Cases - Pugh v Howells
Record details
- Name
- Pugh v Howells
- Date
- [1984]
- Citation
- 48 P&CR 298
- Legislation
-
- Supreme Court Act 1981
- County Courts Act 1984
- Keywords
- Rights of light - infringement - extent to which the defendant's conduct should be taken into account to decide whether to grant an injunction or award damages - injunction - whether a mandatory injunction should be granted
- Summary
-
The plaintiffs and defendants owned adjoining properties. In 1981, the defendants obtained planning permission to build an extension to their property. The plaintiffs objected to the planning application and thereafter wrote stating that the extension would infringe their rights of light and that, if the defendants went ahead, they would have no alternative but to apply for an injunction. The following year, the defendants were advised by a chartered surveyor that the proposed extension would interfere with the plaintiffs' right of light to their kitchen. In April 1983, the plaintiffs noticed that the defendants were pulling down a lean-to and their solicitors therefore wrote to the defendants asking them to disclose any plans. The defendants made an unhelpful reply. A further letter sent to the defendants by recorded delivery was returned by the defendants marked 'not accepted'. Before the plaintiffs could take further action, there was a bank holiday weekend. During this weekend, the defendants' builders returned and built the extension up to roof level. Immediately thereafter, the plaintiffs started court proceedings, claiming a mandatory injunction requiring the defendants to take down the extension so that it did not interfere with their rights of light. The judge held that although there was an actionable nuisance, damages would be a more appropriate remedy. The plaintiffs appealed.
The Court of Appeal reversed the judge's decision, granting the plaintiffs a mandatory injunction. It referred to the House of Lords' decision in Shelfer, saying that a court needed not just to look at the working rule, but also what the House of Lords had said about the conduct of the parties. It was clear in this case that, where the defendants had been warned more than once that what they were doing would be resisted by an application to court, wherein spite of the warnings and in spite of advice from their own surveyor, they carried on and took the risk of building, they could not complain if the result was that they were ordered to pull down part of the building.
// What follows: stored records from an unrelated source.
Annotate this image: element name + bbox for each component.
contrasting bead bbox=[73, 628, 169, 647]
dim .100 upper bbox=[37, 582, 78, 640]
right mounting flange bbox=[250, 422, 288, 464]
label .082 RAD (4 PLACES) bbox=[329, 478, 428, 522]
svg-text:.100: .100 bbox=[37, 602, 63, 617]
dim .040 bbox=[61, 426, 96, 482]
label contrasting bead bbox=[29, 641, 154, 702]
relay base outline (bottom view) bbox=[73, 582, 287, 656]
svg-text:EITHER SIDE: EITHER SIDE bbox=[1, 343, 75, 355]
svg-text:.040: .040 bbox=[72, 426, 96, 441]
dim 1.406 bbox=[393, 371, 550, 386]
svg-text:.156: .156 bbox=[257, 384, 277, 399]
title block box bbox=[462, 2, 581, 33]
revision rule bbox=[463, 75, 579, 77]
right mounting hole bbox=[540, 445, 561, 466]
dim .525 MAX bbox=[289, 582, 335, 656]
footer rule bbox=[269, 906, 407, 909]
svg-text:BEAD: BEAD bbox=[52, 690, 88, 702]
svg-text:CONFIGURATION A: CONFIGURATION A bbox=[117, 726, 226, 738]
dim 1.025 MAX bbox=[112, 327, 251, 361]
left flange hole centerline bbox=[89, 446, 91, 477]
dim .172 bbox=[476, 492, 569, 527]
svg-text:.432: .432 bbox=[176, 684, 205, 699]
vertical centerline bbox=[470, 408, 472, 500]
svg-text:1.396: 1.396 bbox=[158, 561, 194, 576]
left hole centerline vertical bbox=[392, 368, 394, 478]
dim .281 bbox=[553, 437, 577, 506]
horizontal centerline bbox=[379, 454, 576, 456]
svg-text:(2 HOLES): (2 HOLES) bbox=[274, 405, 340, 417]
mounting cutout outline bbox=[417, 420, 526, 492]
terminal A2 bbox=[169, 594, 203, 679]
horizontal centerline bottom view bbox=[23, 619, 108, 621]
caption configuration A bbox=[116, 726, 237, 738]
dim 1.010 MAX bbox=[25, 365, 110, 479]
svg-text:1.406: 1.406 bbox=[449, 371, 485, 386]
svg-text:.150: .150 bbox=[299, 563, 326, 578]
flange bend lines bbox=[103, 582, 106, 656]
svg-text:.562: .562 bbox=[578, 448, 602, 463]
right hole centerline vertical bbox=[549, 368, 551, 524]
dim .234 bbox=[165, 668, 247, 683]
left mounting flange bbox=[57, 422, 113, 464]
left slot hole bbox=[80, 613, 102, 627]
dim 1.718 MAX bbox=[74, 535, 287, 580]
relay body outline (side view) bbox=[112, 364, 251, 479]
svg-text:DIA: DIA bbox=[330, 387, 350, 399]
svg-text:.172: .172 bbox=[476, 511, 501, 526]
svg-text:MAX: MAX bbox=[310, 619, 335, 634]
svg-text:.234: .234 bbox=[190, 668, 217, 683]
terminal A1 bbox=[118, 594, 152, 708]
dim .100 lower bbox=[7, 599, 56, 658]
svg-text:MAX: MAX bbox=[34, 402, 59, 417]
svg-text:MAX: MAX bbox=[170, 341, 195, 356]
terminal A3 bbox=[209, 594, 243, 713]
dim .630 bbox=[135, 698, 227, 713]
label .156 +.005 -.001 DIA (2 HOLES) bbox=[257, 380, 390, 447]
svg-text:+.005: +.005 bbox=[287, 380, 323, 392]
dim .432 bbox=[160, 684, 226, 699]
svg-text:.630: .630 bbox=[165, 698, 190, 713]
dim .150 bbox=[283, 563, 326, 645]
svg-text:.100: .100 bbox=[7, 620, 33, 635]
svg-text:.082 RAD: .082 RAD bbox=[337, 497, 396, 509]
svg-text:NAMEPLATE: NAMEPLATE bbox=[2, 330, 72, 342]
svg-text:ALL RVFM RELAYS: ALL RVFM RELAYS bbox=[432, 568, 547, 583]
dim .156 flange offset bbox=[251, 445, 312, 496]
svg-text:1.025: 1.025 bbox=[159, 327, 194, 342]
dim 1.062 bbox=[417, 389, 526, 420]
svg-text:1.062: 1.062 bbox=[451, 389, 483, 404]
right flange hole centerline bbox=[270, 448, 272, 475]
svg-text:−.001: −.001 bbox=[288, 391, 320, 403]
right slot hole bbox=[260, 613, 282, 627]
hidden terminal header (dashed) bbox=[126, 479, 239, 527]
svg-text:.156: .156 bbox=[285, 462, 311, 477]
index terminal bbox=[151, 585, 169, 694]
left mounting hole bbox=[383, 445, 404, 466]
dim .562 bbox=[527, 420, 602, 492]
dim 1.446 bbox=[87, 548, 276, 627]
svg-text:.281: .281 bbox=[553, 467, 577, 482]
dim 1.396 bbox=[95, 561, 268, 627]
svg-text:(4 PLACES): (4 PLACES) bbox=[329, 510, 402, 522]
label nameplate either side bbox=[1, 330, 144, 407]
The Court of Appeal considered that the plaintiffs' conduct was perfectly reasonable: as soon as they saw the lean-to coming down, they asked for information. However, the defendants acted unreasonably and high-handedly: their response to the first letter was unhelpful, they refused to accept delivery of the second letter and they went ahead with the work over a bank holiday weekend, leaving the strong impression that they were hurrying on with the work to try to achieve a fait accompli before the plaintiffs could challenge them in court. In addition, the defendants had not satisfied the working rule in Shelfer. The injury was not small, it was difficult to say that it could adequately be compensated in damages and, having regard to the conduct of the defendants, it would not be oppressive to grant an injunction. A mandatory injunction was therefore awarded requiring the defendants to remove the part of the extension above ground floor level.